American blogger and journalist

Lockhart Steele is an American blogger best known for the Curbed family of real estate, restaurant, and shopping news sites.

== Early life and career ==

Lockhart Steele was raised in Manchester-by-the-Sea, Massachusetts. He graduated from St. Paul's School in 1992 and later, from Brown University. In his senior year, he self-published a compendium of the band Phish—The Pharmer's Almanac—with a classmate. It became a bible for the band's international followers and printed five editions before selling to Penguin Press.

Steele moved to the Lower East Side of Manhattan in February 2001 and built a personal blog with short news on New York's social scene. Within three years, his site was popular mainly for its New York real estate posts on apartments and restaurants, with 3,000 daily page views. He moved these posts to Curbed.com in May 2004 and by early next year, left his job at the real estate magazine Cottages & Gardens, where he was an editor, to pursue blogging. He became managing editor at Gawker Media, which was known for its successful blogging business model, and managed its 11 blogs, including its New York and Washington media gossip sites. Steele eventually split Curbed's restaurant posts to Eater.com (2005) and shopping posts to Racked.com (2007). Vox Media purchased Steele's sites in late 2013 for an undisclosed price between $20 and 30 million in cash and stock.
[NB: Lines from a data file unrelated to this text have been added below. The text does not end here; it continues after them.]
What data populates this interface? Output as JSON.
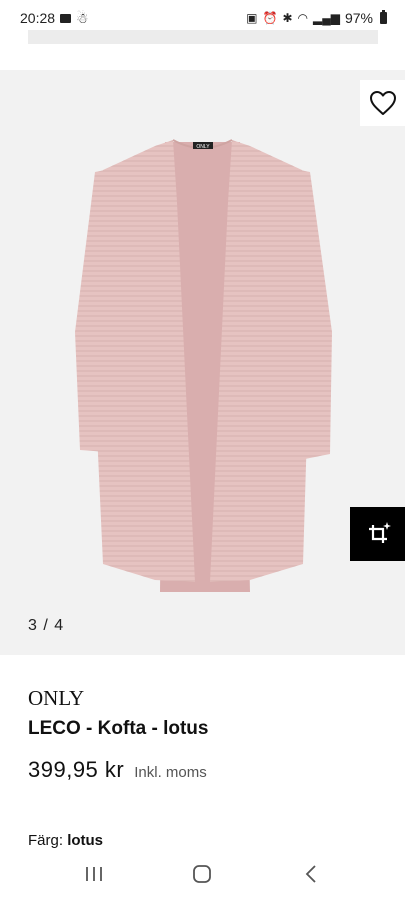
{
  "status_bar": {
    "time": "20:28",
    "battery_percent": "97%",
    "icons": [
      "folder-icon",
      "android-icon",
      "battery-saver-icon",
      "alarm-icon",
      "bluetooth-icon",
      "wifi-icon",
      "signal-icon",
      "battery-icon"
    ]
  },
  "gallery": {
    "counter": "3 / 4",
    "current_image": 3,
    "total_images": 4,
    "product_color_hex": "#e6c3c1"
  },
  "product": {
    "brand": "ONLY",
    "name": "LECO - Kofta - lotus",
    "price": "399,95 kr",
    "vat_note": "Inkl. moms",
    "color_label": "Färg:",
    "color_value": "lotus"
  },
  "label_text": "ONLY",
  "colors": {
    "gallery_bg": "#f2f2f2",
    "similar_button_bg": "#000000",
    "text": "#111111"
  }
}
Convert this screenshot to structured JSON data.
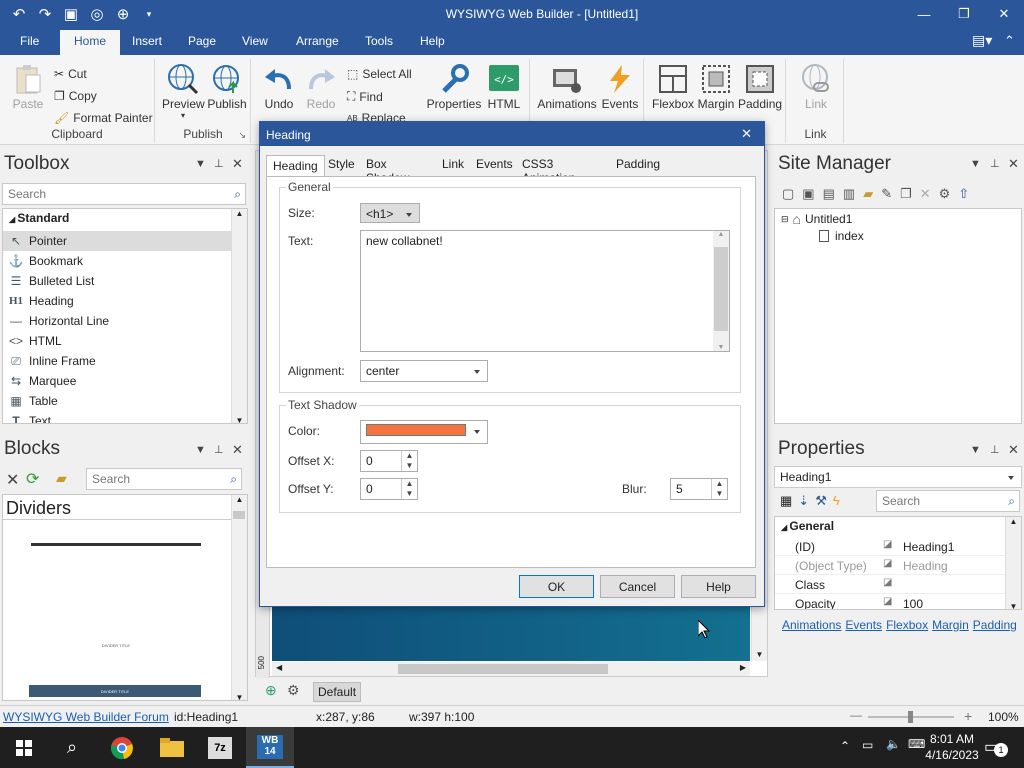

==Sexual harassment allegations==
Steele was fired from his job as Vox Media's Editorial Director in October 2017, over allegations of sexual harassment. The firing occurred several days after former Vox Media employee Eden Rohatensky published a post on Medium.com describing being sexually harassed by a supervisor. Although Rohatensky did not name the company or the people involved in the post, Vox Media CEO Jim Bankoff referred specifically to "issues raised by a former employee in a post on Medium" in a statement to employees announcing Steele's termination. Bankoff also stated that Steele had "admitted engaging in conduct that is inconsistent with our core values and is not tolerated at Vox Media."